Grand Illusion

Ten years ago, Grand Center Inc. set out to create the region's "premier arts, entertainment and education district." They fixed the sidewalks and brought in the lights. It's a nice place to visit, but nobody stays.

KETC now serves as Grand Center Inc.'s model for facilitating redevelopment. This is how the agency has facilitated the Pulitzer Museum and how it plans to implement new housing on Olive, the newly resurrected Grand West development.

Betsy Wright Millard is now involved in selecting an architect to design the Forum's new facility, which will be situated next to the Pulitzer Museum. "I'm beginning to realize how long it takes to get anything done in St. Louis," she comments. "Ten years is a rather short period of time in this town."

Millard believes Grand Center Inc.'s new role as facilitator is the most suitable for the agency. "I think they are probably best at concentrating on facilitating people coming in and making investments, which is not the touchy-feely stuff about programming and supporting organizations. They're not in this world to support organizations. They're in this world to make the district better. They should help out in things they should be good at, which means getting tax credits, building stock that can be gotten very cheaply and turning it over to groups and letting them do it.

"I'm not saying Grand Center has to pay for this. I'm saying, I need tax credits -- you guys know how to get them. If you want me to stay here, help me. And they are. They've been very good with that. I will need parking. I will need to know how many parking spots I'm going to need. If I don't have them, how close do I need to be to get a variance? Those are the things they ought to know and help me do."

Were Grand Center's early plans more dreams than goals? Ruwitch terms the initial years "conceptual." Given that St. Louis is a city without great financial resources, without strong political leadership, and given the cuts in federal redevelopment money in the Reagan/Bush years, along with the devastating cuts in arts funding, it's remarkable that the sidewalks got done.

Those with long memories in the arts community say there are other reasons many of Grand Center Inc.'s goals failed.
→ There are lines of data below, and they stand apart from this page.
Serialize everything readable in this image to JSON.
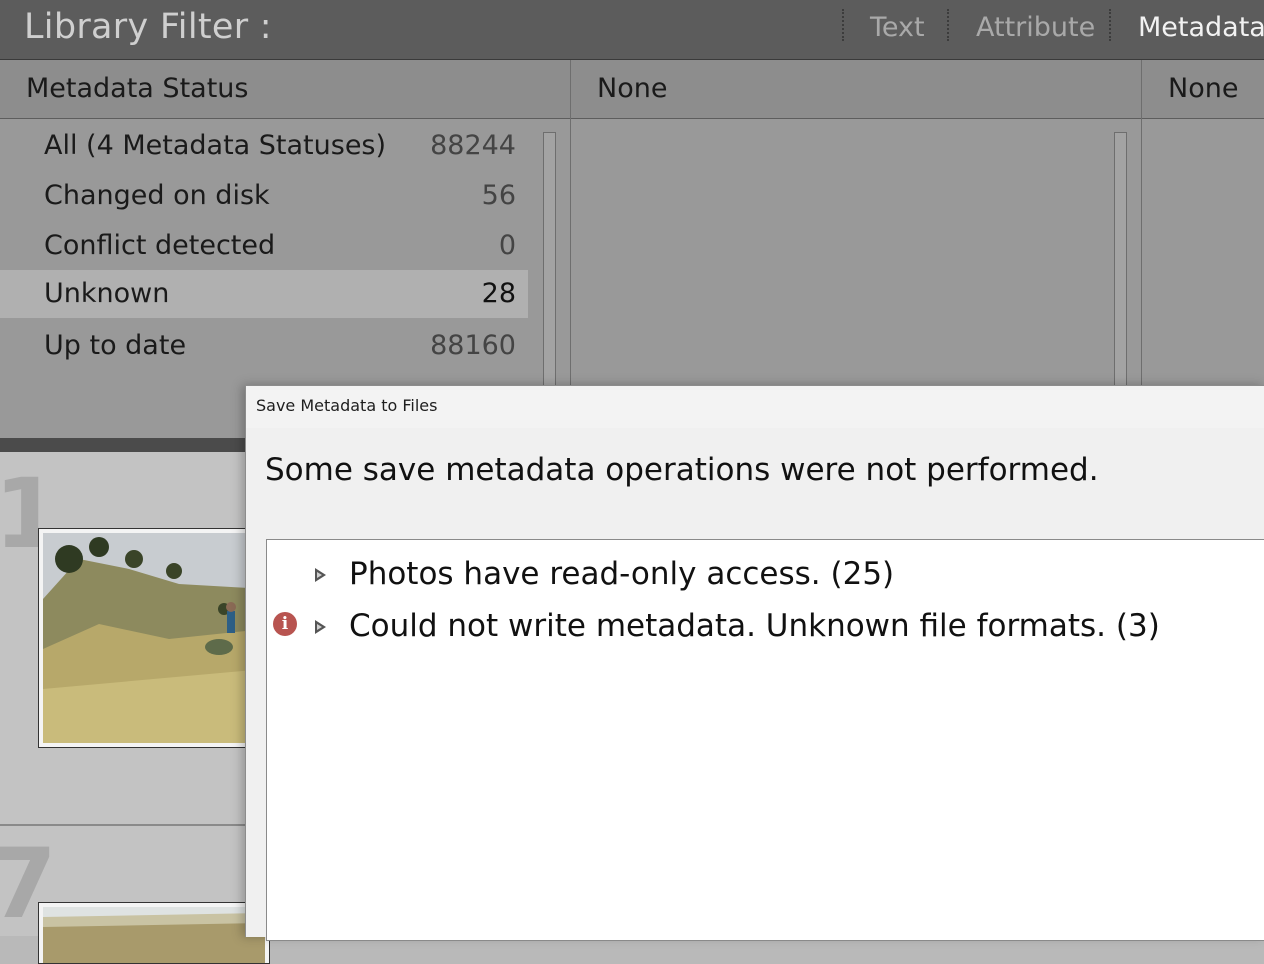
{
  "filter_bar": {
    "title": "Library Filter :",
    "tabs": [
      {
        "label": "Text",
        "active": false
      },
      {
        "label": "Attribute",
        "active": false
      },
      {
        "label": "Metadata",
        "active": true
      }
    ]
  },
  "columns": [
    {
      "header": "Metadata Status",
      "rows": [
        {
          "label": "All (4 Metadata Statuses)",
          "count": "88244",
          "selected": false
        },
        {
          "label": "Changed on disk",
          "count": "56",
          "selected": false
        },
        {
          "label": "Conflict detected",
          "count": "0",
          "selected": false
        },
        {
          "label": "Unknown",
          "count": "28",
          "selected": true
        },
        {
          "label": "Up to date",
          "count": "88160",
          "selected": false
        }
      ]
    },
    {
      "header": "None",
      "rows": []
    },
    {
      "header": "None",
      "rows": []
    }
  ],
  "grid": {
    "cell_indices": [
      "1",
      "7"
    ]
  },
  "dialog": {
    "title": "Save Metadata to Files",
    "message": "Some save metadata operations were not performed.",
    "issues": [
      {
        "text": "Photos have read-only access. (25)",
        "icon": null
      },
      {
        "text": "Could not write metadata. Unknown file formats. (3)",
        "icon": "error-info-icon"
      }
    ]
  },
  "colors": {
    "filter_bar_bg": "#5c5c5c",
    "panel_bg": "#999999",
    "selected_row_bg": "#b0b0b0",
    "error_icon": "#b85450"
  }
}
Even with the estimable Gaddes in charge, it is said, the agency was always more about real estate than about culture.

But the vision of those early years, at least what was communicated to the press, was the development of a cultural district. Gaddes left to become director of the Santa Fe Opera in 1994, and Ann Ruwitch, who had served as director of Arts in Transit, was selected as the new president.

Ron Himes, artistic director of the Black Rep -- who has had the closest contact with Grand Center Inc.'s administration, being that the agency owns and manages the Grandel -- says the agency changed dramatically with this transition of power: "Somewhere around the time Richard was on his way out, the vision and direction of the board changed, because you couldn't have picked a more different person from Richard Gaddes than Ann Ruwitch."

In his office in the Arts Annex, just down the hall from Ruwitch's, Himes laughs and cautions himself to be more politic when he sits down to talk about his relationship with the agency. But the more he talks about it, the more his years of frustration are apparent.

Himes believes Ruwitch was not selected to continue what Gaddes had begun but to change Grand Center Inc.'s direction -- and that the new direction was poorly defined. "Within five years of us moving to Grand Center, the entire staff of Grand Center had changed. The entire staff. We couldn't be looking at continuity. We didn't even have people who knew history. All of a sudden we had to be dealing with revisionist history: 'No, they didn't tell you that. That's not what we said we'd do for you.'" According to Himes, the relationship between Grand Center Inc. and every arts organization in the district changed.

"But when the whole staff changed," Himes emphasizes, "part of the attitude of people who came in was -- and this changed, too -- was that 'Richard and those people were giving away the store, and we're here to put an end to that.' I think that is what Ann's directive was."

Arts groups that had been paying $1 for office space in the Arts Complex were now paying Grand Center Inc. $1 per square foot. (Dance St. Louis, for instance, paid $1 when Sally Brayley Bliss first came in 1995 and now pays $404 per month, up from $337 the year before, with an increase projected by Grand Center Inc. for each calendar year. Grand Center Inc. pays nothing for its space.)

At the Grandel, the Black Rep was told it needed to be paying Grand Center Inc. more rent, substantially more rent. "The Black Rep wouldn't be at the Grandel if it had to pay more money," Himes says with considerable agitation, "because when you came and asked us to come to the Grandel, you asked us knowing we couldn't pay. You were going to build it for Theatre Project (which folded before construction began) and the Black Rep, knowing neither of us had the wherewithal to be able to pay. Now, with a concerted marketing effort by Grand Center, Theatre Project and the Black Rep could have conceivably been selling out, thereby generating enough revenue to pay Grand Center a little more money."